Foto: AP/ Lefteris Pitarakis

Wien – Die wissenschaftliche Grundlagenforschung ist bestimmt von einem Paradoxon: Obwohl sie zu einem großen Teil durch öffentliche Gelder finanziert wird, ist nur ein kleiner Teil ihrer Ergebnisse der Öffentlichkeit zugänglich.

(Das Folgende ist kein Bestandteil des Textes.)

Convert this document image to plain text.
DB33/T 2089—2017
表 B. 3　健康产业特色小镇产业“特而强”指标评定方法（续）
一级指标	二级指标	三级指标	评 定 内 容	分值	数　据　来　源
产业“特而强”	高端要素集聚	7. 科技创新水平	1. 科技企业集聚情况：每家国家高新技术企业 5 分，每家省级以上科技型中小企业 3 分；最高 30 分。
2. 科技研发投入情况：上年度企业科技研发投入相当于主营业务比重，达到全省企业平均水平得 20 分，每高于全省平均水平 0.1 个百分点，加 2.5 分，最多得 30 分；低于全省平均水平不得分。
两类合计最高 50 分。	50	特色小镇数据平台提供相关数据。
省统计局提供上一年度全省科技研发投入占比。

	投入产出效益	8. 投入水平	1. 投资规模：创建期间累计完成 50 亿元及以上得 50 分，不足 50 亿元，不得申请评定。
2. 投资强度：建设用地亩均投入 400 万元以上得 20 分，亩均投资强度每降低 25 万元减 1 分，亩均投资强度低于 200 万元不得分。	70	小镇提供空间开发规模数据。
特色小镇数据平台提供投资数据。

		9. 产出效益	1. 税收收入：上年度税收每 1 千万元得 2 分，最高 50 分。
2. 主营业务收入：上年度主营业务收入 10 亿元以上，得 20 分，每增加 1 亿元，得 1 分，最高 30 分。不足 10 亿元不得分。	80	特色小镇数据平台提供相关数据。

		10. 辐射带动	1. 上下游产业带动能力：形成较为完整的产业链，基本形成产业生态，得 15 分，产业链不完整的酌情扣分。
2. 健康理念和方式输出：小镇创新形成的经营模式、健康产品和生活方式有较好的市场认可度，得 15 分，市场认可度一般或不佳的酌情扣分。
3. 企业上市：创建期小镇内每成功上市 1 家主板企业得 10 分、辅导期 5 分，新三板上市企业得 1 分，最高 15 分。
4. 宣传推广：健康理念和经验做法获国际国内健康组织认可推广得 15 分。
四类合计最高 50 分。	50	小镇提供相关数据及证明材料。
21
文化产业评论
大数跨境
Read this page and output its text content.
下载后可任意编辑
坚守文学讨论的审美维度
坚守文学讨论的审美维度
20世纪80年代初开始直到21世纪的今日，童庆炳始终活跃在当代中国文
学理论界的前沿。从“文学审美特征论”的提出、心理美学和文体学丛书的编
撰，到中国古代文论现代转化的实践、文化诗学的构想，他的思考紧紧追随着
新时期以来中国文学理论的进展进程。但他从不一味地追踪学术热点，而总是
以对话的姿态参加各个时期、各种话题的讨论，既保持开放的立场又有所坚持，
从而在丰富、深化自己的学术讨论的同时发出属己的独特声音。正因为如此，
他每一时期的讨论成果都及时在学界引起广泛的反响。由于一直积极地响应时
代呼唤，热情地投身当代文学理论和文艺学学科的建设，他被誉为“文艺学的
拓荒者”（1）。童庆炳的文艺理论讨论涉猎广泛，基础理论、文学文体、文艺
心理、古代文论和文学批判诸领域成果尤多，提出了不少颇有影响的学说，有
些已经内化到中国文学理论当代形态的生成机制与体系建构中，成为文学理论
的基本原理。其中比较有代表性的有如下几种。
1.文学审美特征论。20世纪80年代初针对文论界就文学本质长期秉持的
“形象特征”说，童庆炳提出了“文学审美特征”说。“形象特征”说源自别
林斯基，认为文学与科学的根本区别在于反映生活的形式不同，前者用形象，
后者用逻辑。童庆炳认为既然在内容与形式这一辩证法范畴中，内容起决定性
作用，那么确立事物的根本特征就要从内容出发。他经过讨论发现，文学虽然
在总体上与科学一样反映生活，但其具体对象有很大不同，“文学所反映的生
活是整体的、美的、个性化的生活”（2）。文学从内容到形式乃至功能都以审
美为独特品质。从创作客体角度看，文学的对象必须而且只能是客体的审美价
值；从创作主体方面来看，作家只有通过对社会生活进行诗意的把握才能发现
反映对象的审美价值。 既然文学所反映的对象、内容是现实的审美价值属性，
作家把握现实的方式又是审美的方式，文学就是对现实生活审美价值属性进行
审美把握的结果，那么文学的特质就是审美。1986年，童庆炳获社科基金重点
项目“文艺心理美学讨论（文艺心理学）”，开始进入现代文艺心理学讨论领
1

Dahinter stehen nicht etwa Forscher, die bevorzugen, ihre Ergebnisse geheim zu halten, oder Unis, die das Wissen zu Geld machen wollen, sondern die enorme Marktkonzentration bei den Wissenschaftsverlagen: Wie eine Studie im Juni zeigte, publizieren aktuell gerade einmal fünf Konzerne mehr als die Hälfte aller Fachartikel. Und ein Gutteil der dort erschienenen Publikationen ist nicht frei zugänglich. Das Interesse der Verlage, die Artikel kostenpflichtig zu vertreiben, spießt sich mit dem öffentlichen Interesse eines freien Zugangs zu Forschungsergebnissen.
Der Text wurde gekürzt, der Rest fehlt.